32. The appellant without doubt suffered a traumatic occurrence in Iraq, with serious physical and psychological consequences. Those consequences are no help in resolving his claims about the surrounding circumstances, as similar consequences could be expected whether or not this was a targeted attack. The unlikelihood of fabricating symptoms is not a useful pointer.

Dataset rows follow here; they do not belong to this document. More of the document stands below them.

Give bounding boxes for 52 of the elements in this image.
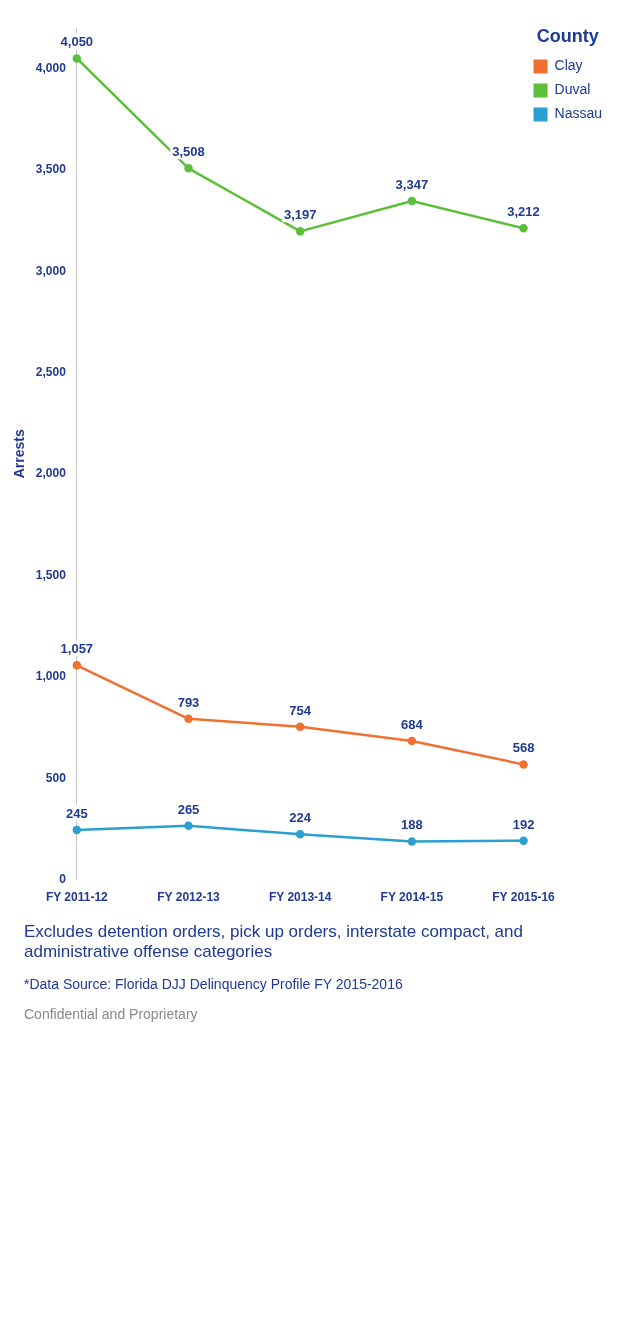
y-tick-label: 3,500 [35,162,67,177]
x-tick-label: FY 2012-13 [157,890,221,905]
data-label: 192 [512,816,535,832]
point [407,196,417,206]
point [407,736,417,746]
legend-label: Nassau [554,105,602,122]
legend-label: Duval [554,81,591,98]
point [295,829,305,839]
y-tick-label: 3,000 [35,263,67,278]
data-label: 3,212 [507,204,540,220]
y-tick-label: 1,000 [35,669,67,684]
data-label: 754 [289,702,312,718]
data-label: 245 [65,805,88,821]
point [72,661,82,670]
legend-title: County [536,25,599,46]
point [184,714,193,724]
text: *Data Source: Florida DJJ Delinquency Profile FY 2015-2016 [24,976,404,992]
y-tick-label: 2,000 [35,466,67,481]
data-label: 3,347 [395,176,429,192]
y-tick-label: 0 [59,871,67,886]
data-label: 568 [512,740,535,756]
y-tick-label: 500 [45,770,67,785]
x-tick-label: FY 2013-14 [268,890,332,905]
legend-label: Clay [554,57,583,74]
point [184,164,193,173]
data-label: 3,508 [172,144,205,160]
data-label: 265 [177,801,200,817]
x-tick-label: FY 2011-12 [45,890,109,905]
y-tick-label: 2,500 [35,365,67,380]
text: Excludes detention orders, pick up orders, interstate compact, and administrative offense categories [24,922,524,962]
point [519,224,528,233]
point [72,825,82,835]
x-tick-label: FY 2014-15 [380,890,444,905]
x-tick-label: FY 2015-16 [492,890,556,905]
y-tick-label: 4,000 [35,60,67,75]
data-label: 3,197 [283,207,317,223]
point [407,837,417,846]
y-tick-label: 1,500 [35,567,67,582]
data-label: 793 [177,694,200,710]
point [295,722,305,731]
point [519,836,528,845]
point [519,760,528,769]
data-label: 1,057 [60,641,94,657]
data-label: 684 [401,716,424,732]
text: Confidential and Proprietary [24,1006,199,1022]
point [184,821,193,831]
data-label: 188 [401,817,423,833]
point [72,54,82,63]
y-axis-title: Arrests [11,429,28,479]
point [295,227,305,236]
data-label: 224 [289,810,312,826]
data-label: 4,050 [60,34,94,50]
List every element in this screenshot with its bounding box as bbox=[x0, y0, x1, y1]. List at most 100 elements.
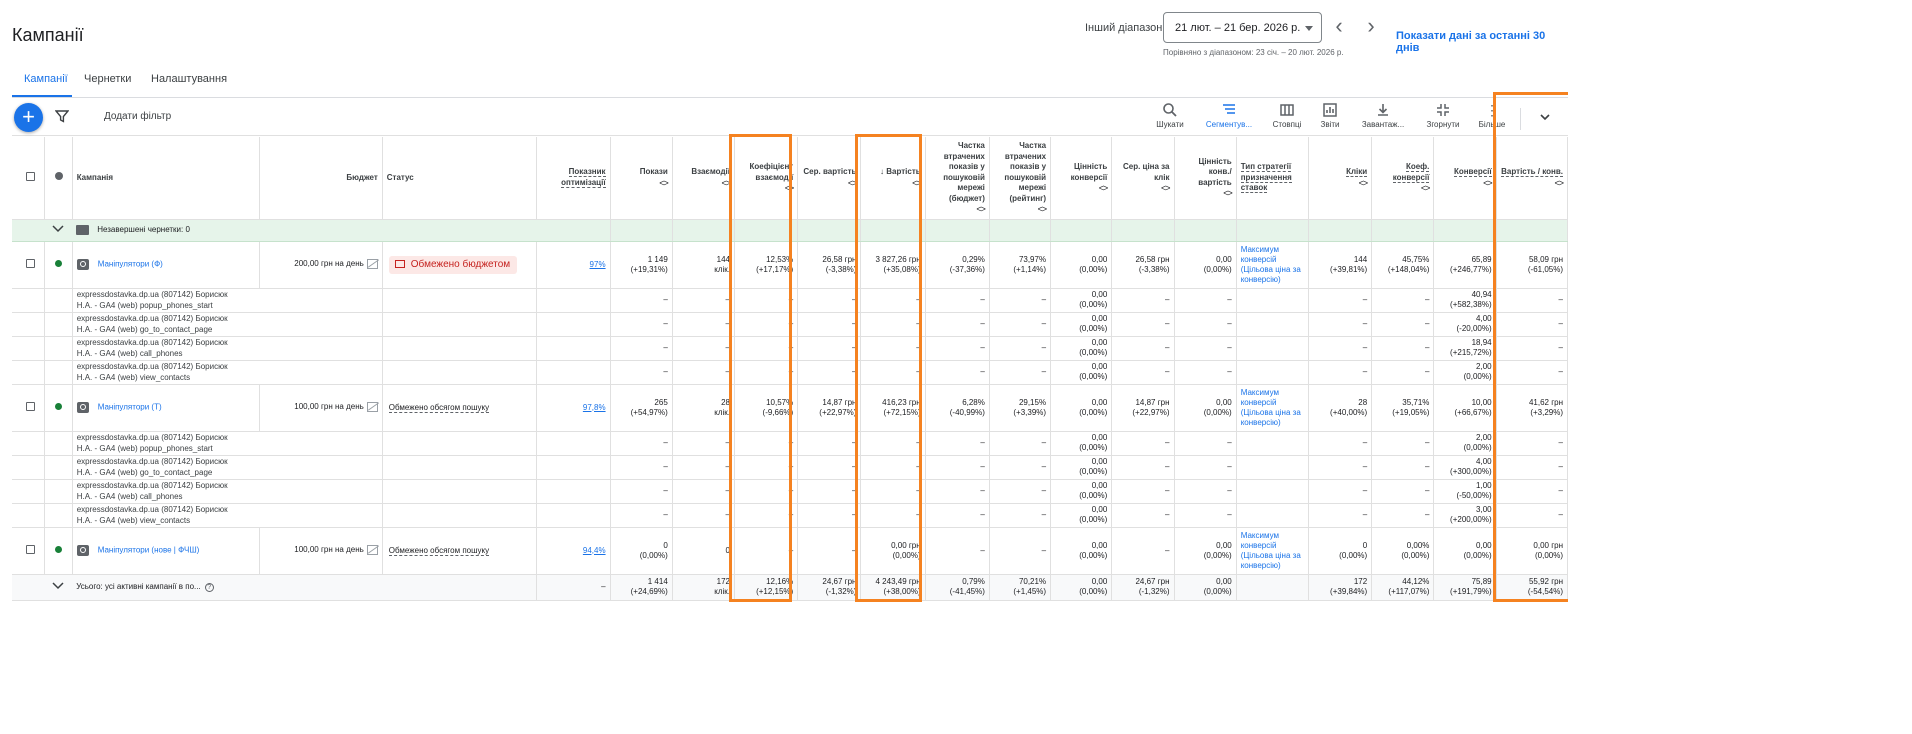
conversions-value: 4,00 bbox=[1476, 457, 1492, 466]
col-cost-per-conv[interactable]: Вартість / конв. <> bbox=[1496, 137, 1568, 220]
col-campaign[interactable]: Кампанія bbox=[72, 137, 261, 220]
tab-campaigns[interactable]: Кампанії bbox=[24, 73, 68, 85]
impressions-change: (+54,97%) bbox=[630, 407, 668, 417]
chevron-down-icon[interactable] bbox=[52, 224, 64, 233]
col-conversions[interactable]: Конверсії <> bbox=[1433, 137, 1497, 220]
budget-chart-icon[interactable] bbox=[366, 259, 378, 270]
budget-value[interactable]: 200,00 грн на день bbox=[294, 259, 364, 269]
campaign-name-link[interactable]: Маніпулятори (нове | ФЧШ) bbox=[97, 545, 200, 555]
impressions-value: 1 149 bbox=[647, 254, 668, 264]
value-cost-value: 0,00 bbox=[1216, 254, 1232, 264]
col-clicks[interactable]: Кліки <> bbox=[1308, 137, 1373, 220]
col-conv-rate[interactable]: Коеф. конверсії <> bbox=[1371, 137, 1435, 220]
status-text[interactable]: Обмежено обсягом пошуку bbox=[388, 545, 490, 556]
bid-strategy-link[interactable]: Максимум конверсій (Цільова ціна за конв… bbox=[1240, 387, 1301, 427]
conv-value-value: 0,00 bbox=[1091, 254, 1108, 264]
clicks-value: 172 bbox=[1353, 577, 1368, 586]
toolbar-reports-button[interactable]: Звіти bbox=[1304, 102, 1356, 134]
conversion-action-row: expressdostavka.dp.ua (807142) Борисюк Н… bbox=[12, 336, 1568, 361]
show-last-30-days-link[interactable]: Показати дані за останні 30 днів bbox=[1396, 30, 1546, 54]
conv-value-value: 0,00 bbox=[1091, 290, 1108, 299]
optimization-score-link[interactable]: 97,8% bbox=[582, 402, 606, 412]
col-budget[interactable]: Бюджет bbox=[259, 137, 383, 220]
col-label: Взаємодії bbox=[691, 167, 730, 177]
status-text[interactable]: Обмежено обсягом пошуку bbox=[388, 402, 490, 413]
conv-value-value: 0,00 bbox=[1091, 481, 1108, 490]
interaction-rate-value: 10,57% bbox=[766, 397, 794, 407]
optimization-score-link[interactable]: 94,4% bbox=[582, 545, 606, 555]
col-bid-strategy[interactable]: Тип стратегії призначення ставок bbox=[1236, 137, 1309, 220]
tab-settings[interactable]: Налаштування bbox=[151, 73, 228, 85]
row-checkbox[interactable] bbox=[26, 544, 35, 554]
col-conv-value[interactable]: Цінність конверсії <> bbox=[1050, 137, 1113, 220]
col-value-cost[interactable]: Цінність конв./ вартість <> bbox=[1174, 137, 1237, 220]
toolbar-download-button[interactable]: Завантаж... bbox=[1357, 102, 1409, 134]
add-filter-button[interactable]: Додати фільтр bbox=[104, 111, 172, 122]
toolbar-more-button[interactable]: ⋮ Більше bbox=[1468, 102, 1516, 134]
col-interaction-rate[interactable]: Коефіцієнт взаємодії <> bbox=[734, 137, 799, 220]
budget-value[interactable]: 100,00 грн на день bbox=[294, 545, 364, 555]
select-all-checkbox[interactable] bbox=[26, 171, 35, 181]
empty-value: – bbox=[916, 438, 921, 447]
tab-drafts[interactable]: Чернетки bbox=[84, 73, 132, 85]
col-avg-cpc[interactable]: Сер. ціна за клік <> bbox=[1111, 137, 1175, 220]
prev-period-button[interactable]: ‹ bbox=[1335, 13, 1343, 38]
drafts-row[interactable]: Незавершені чернетки: 0 bbox=[12, 219, 1568, 242]
avg-cost-value: 14,87 грн bbox=[822, 397, 857, 407]
bid-strategy-link[interactable]: Максимум конверсій (Цільова ціна за конв… bbox=[1240, 530, 1301, 570]
optimization-score-link[interactable]: 97% bbox=[589, 259, 606, 269]
campaign-row[interactable]: Маніпулятори (Т) 100,00 грн на день Обмеже… bbox=[12, 384, 1568, 432]
status-badge[interactable]: Обмежено бюджетом bbox=[388, 255, 518, 274]
row-checkbox[interactable] bbox=[26, 401, 35, 411]
conv-value-value: 0,00 bbox=[1091, 362, 1108, 371]
filter-icon[interactable] bbox=[55, 110, 69, 123]
empty-value: – bbox=[1041, 462, 1047, 471]
empty-value: – bbox=[663, 295, 668, 304]
toolbar-divider bbox=[1520, 108, 1521, 130]
conversions-change: (+200,00%) bbox=[1450, 515, 1492, 524]
chevron-down-icon[interactable] bbox=[52, 581, 64, 590]
conversion-action-name: expressdostavka.dp.ua (807142) Борисюк Н… bbox=[76, 481, 228, 501]
campaign-row[interactable]: Маніпулятори (нове | ФЧШ) 100,00 грн на д… bbox=[12, 527, 1568, 575]
campaign-name-link[interactable]: Маніпулятори (Т) bbox=[97, 402, 162, 412]
expand-toolbar-chevron-icon[interactable] bbox=[1539, 112, 1551, 122]
bid-strategy-link[interactable]: Максимум конверсій (Цільова ціна за конв… bbox=[1240, 244, 1301, 284]
date-range-picker[interactable]: 21 лют. – 21 бер. 2026 р. bbox=[1163, 12, 1322, 43]
row-checkbox[interactable] bbox=[26, 258, 35, 268]
budget-chart-icon[interactable] bbox=[366, 402, 378, 413]
col-cost[interactable]: ↓ Вартість <> bbox=[860, 137, 926, 220]
toolbar-segment-button[interactable]: Сегментув... bbox=[1203, 102, 1255, 134]
col-optimization[interactable]: Показник оптимізації bbox=[536, 137, 611, 220]
budget-chart-icon[interactable] bbox=[366, 545, 378, 556]
col-status[interactable]: Статус bbox=[382, 137, 538, 220]
enabled-status-dot[interactable] bbox=[54, 259, 62, 267]
add-campaign-button[interactable]: + bbox=[14, 103, 43, 132]
conv-value-change: (0,00%) bbox=[1079, 300, 1108, 309]
enabled-status-dot[interactable] bbox=[54, 402, 62, 410]
conversions-value: 0,00 bbox=[1476, 540, 1492, 550]
toolbar-collapse-button[interactable]: Згорнути bbox=[1417, 102, 1469, 134]
col-lost-rank[interactable]: Частка втрачених показів у пошуковій мер… bbox=[989, 137, 1052, 220]
col-avg-cost[interactable]: Сер. вартість <> bbox=[797, 137, 862, 220]
help-icon[interactable]: ? bbox=[204, 583, 214, 592]
interaction-rate-value: 12,53% bbox=[766, 254, 794, 264]
col-interactions[interactable]: Взаємодії <> bbox=[672, 137, 736, 220]
more-icon: ⋮ bbox=[1485, 102, 1499, 118]
reports-icon bbox=[1323, 103, 1337, 117]
toolbar-label: Завантаж... bbox=[1361, 120, 1405, 129]
empty-value: – bbox=[1558, 438, 1563, 447]
campaign-row[interactable]: Маніпулятори (Ф) 200,00 грн на день Обмеже… bbox=[12, 241, 1568, 289]
impressions-value: 265 bbox=[654, 397, 668, 407]
col-impressions[interactable]: Покази <> bbox=[610, 137, 673, 220]
col-lost-budget[interactable]: Частка втрачених показів у пошуковій мер… bbox=[925, 137, 990, 220]
campaign-name-link[interactable]: Маніпулятори (Ф) bbox=[97, 259, 163, 269]
empty-value: – bbox=[1165, 343, 1170, 352]
col-label: Конверсії bbox=[1453, 167, 1492, 178]
budget-value[interactable]: 100,00 грн на день bbox=[294, 402, 364, 412]
next-period-button[interactable]: › bbox=[1367, 13, 1375, 38]
enabled-status-dot[interactable] bbox=[54, 545, 62, 553]
toolbar-columns-button[interactable]: Стовпці bbox=[1261, 102, 1313, 134]
toolbar-search-button[interactable]: Шукати bbox=[1144, 102, 1196, 134]
campaigns-page: { "header": { "title": "Кампанії", "rang… bbox=[0, 0, 1568, 602]
sort-arrows-icon: <> bbox=[976, 204, 986, 214]
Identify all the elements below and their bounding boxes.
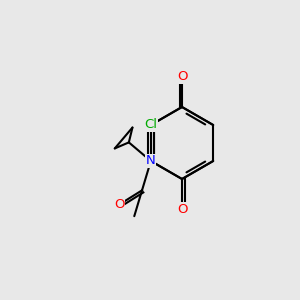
Text: O: O — [114, 198, 124, 211]
Text: O: O — [177, 70, 187, 83]
Text: O: O — [177, 203, 187, 216]
Text: N: N — [146, 154, 156, 167]
Text: Cl: Cl — [144, 118, 157, 131]
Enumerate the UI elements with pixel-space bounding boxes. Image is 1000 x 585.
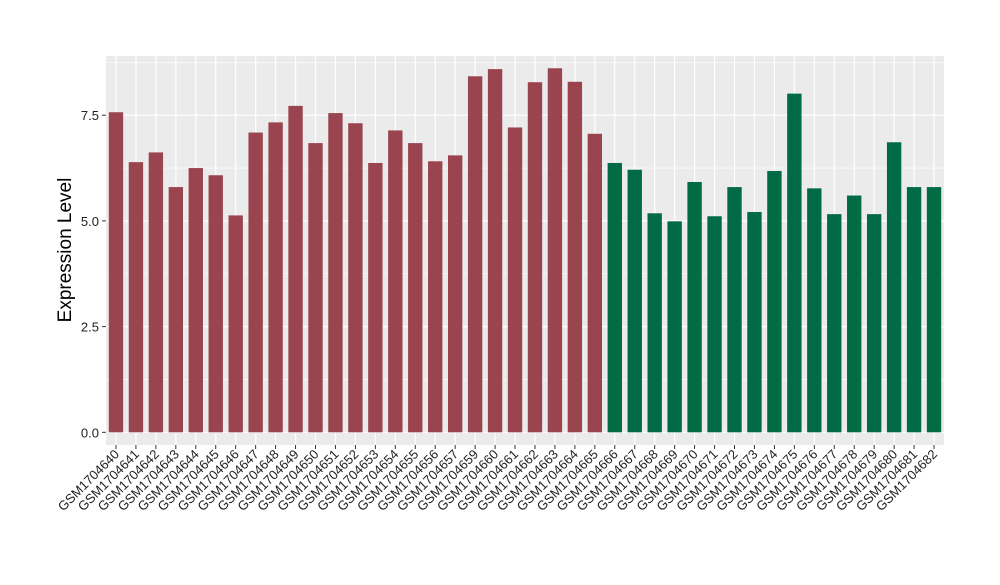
bar-GSM1704647 <box>248 132 263 433</box>
bar-GSM1704670 <box>687 182 702 433</box>
bar-GSM1704669 <box>667 221 682 433</box>
bar-GSM1704642 <box>148 152 164 433</box>
bar-GSM1704654 <box>388 130 403 433</box>
bar-GSM1704659 <box>467 76 483 433</box>
y-axis: 0.0 2.5 5.0 7.5 <box>81 108 106 440</box>
y-tick-label: 5.0 <box>81 214 99 229</box>
bar-GSM1704660 <box>487 69 503 433</box>
bar-GSM1704671 <box>707 216 722 433</box>
bar-GSM1704649 <box>288 105 303 433</box>
y-axis-label: Expression Level <box>55 178 76 323</box>
bar-GSM1704641 <box>128 162 144 433</box>
bar-GSM1704666 <box>607 162 622 433</box>
y-tick-label: 2.5 <box>81 320 99 335</box>
grid-minor <box>106 62 944 380</box>
bar-GSM1704681 <box>906 187 922 433</box>
bar-GSM1704657 <box>447 155 463 433</box>
bar-GSM1704672 <box>727 187 742 433</box>
bar-GSM1704645 <box>208 175 223 433</box>
bar-GSM1704655 <box>408 143 423 433</box>
bar-GSM1704656 <box>428 161 443 433</box>
bars <box>108 68 942 433</box>
bar-GSM1704667 <box>627 169 642 433</box>
bar-GSM1704682 <box>926 187 942 433</box>
bar-GSM1704648 <box>268 122 283 433</box>
bar-GSM1704679 <box>866 214 882 433</box>
bar-GSM1704653 <box>368 162 383 433</box>
plot-panel <box>106 56 944 445</box>
bar-GSM1704663 <box>547 68 563 433</box>
bar-GSM1704677 <box>827 214 842 433</box>
bar-GSM1704652 <box>348 123 363 433</box>
bar-GSM1704675 <box>787 93 802 433</box>
bar-GSM1704662 <box>527 82 543 433</box>
bar-GSM1704678 <box>847 195 862 433</box>
bar-GSM1704664 <box>567 81 583 433</box>
bar-GSM1704650 <box>308 143 323 433</box>
bar-GSM1704668 <box>647 213 662 433</box>
bar-GSM1704643 <box>168 187 184 433</box>
y-tick-label: 7.5 <box>81 108 99 123</box>
bar-GSM1704661 <box>507 127 523 433</box>
bar-GSM1704676 <box>807 188 822 433</box>
bar-GSM1704651 <box>328 113 343 433</box>
bar-GSM1704680 <box>886 142 902 433</box>
bar-GSM1704646 <box>228 215 243 433</box>
y-tick-label: 0.0 <box>81 425 99 440</box>
x-axis: GSM1704640GSM1704641GSM1704642GSM1704643… <box>55 445 940 514</box>
bar-GSM1704665 <box>587 133 603 433</box>
bar-GSM1704640 <box>108 112 124 433</box>
bar-GSM1704644 <box>188 168 203 433</box>
bar-GSM1704673 <box>747 212 762 433</box>
bar-GSM1704674 <box>767 171 782 433</box>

33. The violence in Iraq, and the appellant's particular misfortune, no doubt played a large part in his leaving the country at a young age and travelling here, but that does not disclose legal qualification for protection. The nub of the case is straightforward: is there an ongoing risk to the appellant from terrorists who attacked his family with a bomb in 2003 because his father was a policeman and a Ba'athist? Previous judges were not satisfied of the reliability of the appellant's evidence about the circumstances in 2003, but thought they did not have to decide that issue finally, because the appellant did not qualify for protection anyway. Given another chance to establish his case, the appellant has made it significantly worse. It emerges that he has relied on false documents. He has contradicted himself about whether such occurrences can be documented, and about whether he had any documents. An expert in the sources, both Kurdish and Arabic, finds no record of the claimed event. The appellant offers a poor explanation for being now unable to contact his uncle in Iraq. If he did lose contact, he has not made much of an attempt to re-establish it. The evidence as a whole is not persuasive, even to the lower standard, that terrorists targeted his family, or that terrorists have any interest in targeting him now, in Kirkuk or anywhere else.
34. As the appellant could return to Kirkuk, the viability of internal relocation is not a material issue. However, it would not be unduly harsh to expect him to settle anywhere else in Iraq. The region of the KRG would be the most obvious choice, but there are many other areas where Kurds live.
35. The determination of the First-tier Tribunal is set aside, but the appeal is again dismissed.